HARNAS.CO.ID – Komisi Yudisial (KY) mengusulkan penjatuhan sanksi kepada 25 orang hakim. Pasalnya, mereka terbukti melanggar Kode Etik dan Pedoman Perilaku Hakim (KEPPH) pada Januari hingga April 2025.
“Rincian hakim yang terbukti melanggar KEPPH, yaitu 15 orang hakim dijatuhi sanksi ringan, enam orang hakim dijatuhi sanksi sedang, dan empat orang hakim dijatuhi sanksi berat,” kata Anggota KY Joko Sasmito melalui keterangan tertulis dikutip Rabu (21/5/2025).
Terungkap, ada juga delapan orang hakim lainnya dinyatakan terbukti melakukan pelanggaran KEPPH. Namun, tidak diberikan usul penjatuhan sanksi karena laporan tersebut sudah terlebih dahulu dijatuhi sanksi oleh Mahkamah Agung (MA) berupa sanksi ringan, sedang, hingga berat.
Lebih lanjut, Joko pun memerinci mengenai usulan sanksi terhadap 25 orang hakim tersebut. Untuk usulan sanksi ringan berupa teguran lisan dijatuhkan kepada satu orang hakim. Teguran tertulis dijatuhkan kepada lima orang hakim.

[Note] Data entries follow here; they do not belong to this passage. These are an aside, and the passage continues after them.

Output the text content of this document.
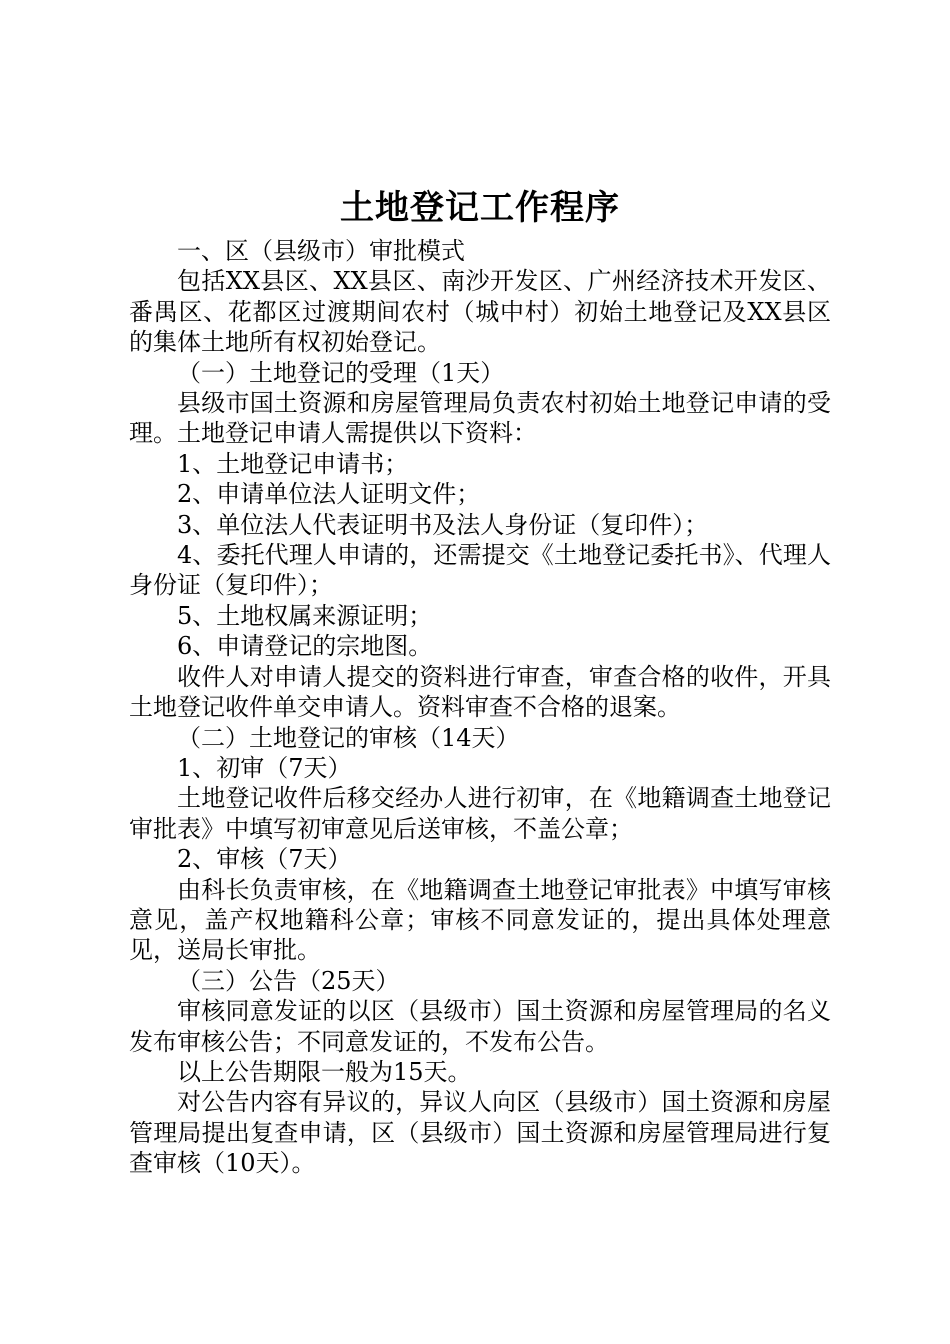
土地登记工作程序

一、区（县级市）审批模式

包括XX县区、XX县区、南沙开发区、广州经济技术开发区、番禺区、花都区过渡期间农村（城中村）初始土地登记及XX县区的集体土地所有权初始登记。

（一）土地登记的受理（1天）

县级市国土资源和房屋管理局负责农村初始土地登记申请的受理。土地登记申请人需提供以下资料：

1、土地登记申请书；

2、申请单位法人证明文件；

3、单位法人代表证明书及法人身份证（复印件）；

4、委托代理人申请的，还需提交《土地登记委托书》、代理人身份证（复印件）；

5、土地权属来源证明；

6、申请登记的宗地图。

收件人对申请人提交的资料进行审查，审查合格的收件，开具土地登记收件单交申请人。资料审查不合格的退案。

（二）土地登记的审核（14天）

1、初审（7天）

土地登记收件后移交经办人进行初审，在《地籍调查土地登记审批表》中填写初审意见后送审核，不盖公章；

2、审核（7天）

由科长负责审核，在《地籍调查土地登记审批表》中填写审核意见，盖产权地籍科公章；审核不同意发证的，提出具体处理意见，送局长审批。

（三）公告（25天）

审核同意发证的以区（县级市）国土资源和房屋管理局的名义发布审核公告；不同意发证的，不发布公告。

以上公告期限一般为15天。

对公告内容有异议的，异议人向区（县级市）国土资源和房屋管理局提出复查申请，区（县级市）国土资源和房屋管理局进行复查审核（10天）。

Sedangkan pernyataan tidak puas secara tertulis dijatuhkan kepada sembilan orang hakim.
Kemudian usulan sanksi sedang berupa penurunan gaji sebesar satu kali kenaikan gaji berkala paling lama satu tahun dijatuhkan kepada empat orang hakim dan hakim nonpalu paling lama enam bulan dijatuhkan kepada dua orang hakim.
“Untuk usulan sanksi berat berupa hakim nonpalu lebih dari enam bulan dan paling lama dua tahun dijatuhkan kepada tiga orang hakim dan pemberhentian tidak dengan hormat kepada satu orang hakim,” ujar Joko.
Dia mengungkapkan, usulan sanksi tersebut diputuskan dalam sidang pleno sebagai forum pengambilan keputusan KY untuk memutus laporan masyarakat terbukti atau tidak terbukti melanggar KEPPH.
“Sidang Pleno KY telah memutuskan 20 laporan terbukti melanggar KEPPH, sementara 65 laporan tidak terbukti melanggar KEPPH,” kata Joko.
Terkait pelanggaran KEPPH, Joko merinci sebanyak 14 orang hakim bersikap tidak profesional. Tiga orang hakim berkomunikasi dan meminta atau menerima sejumlah uang serta tiga hakim menunjukkan keberpihakan dalam memeriksa perkara.
“Berikutnya satu orang hakim terlibat konflik kepentingan, satu orang hakim bersikap indisipliner, satu orang hakim melakukan pernikahan siri tanpa izin istri, satu orang hakim menyampaikan pendapat secara terbuka di media, dan sstu orang hakim memanipulasi putusan,” ucap Joko menambahkan.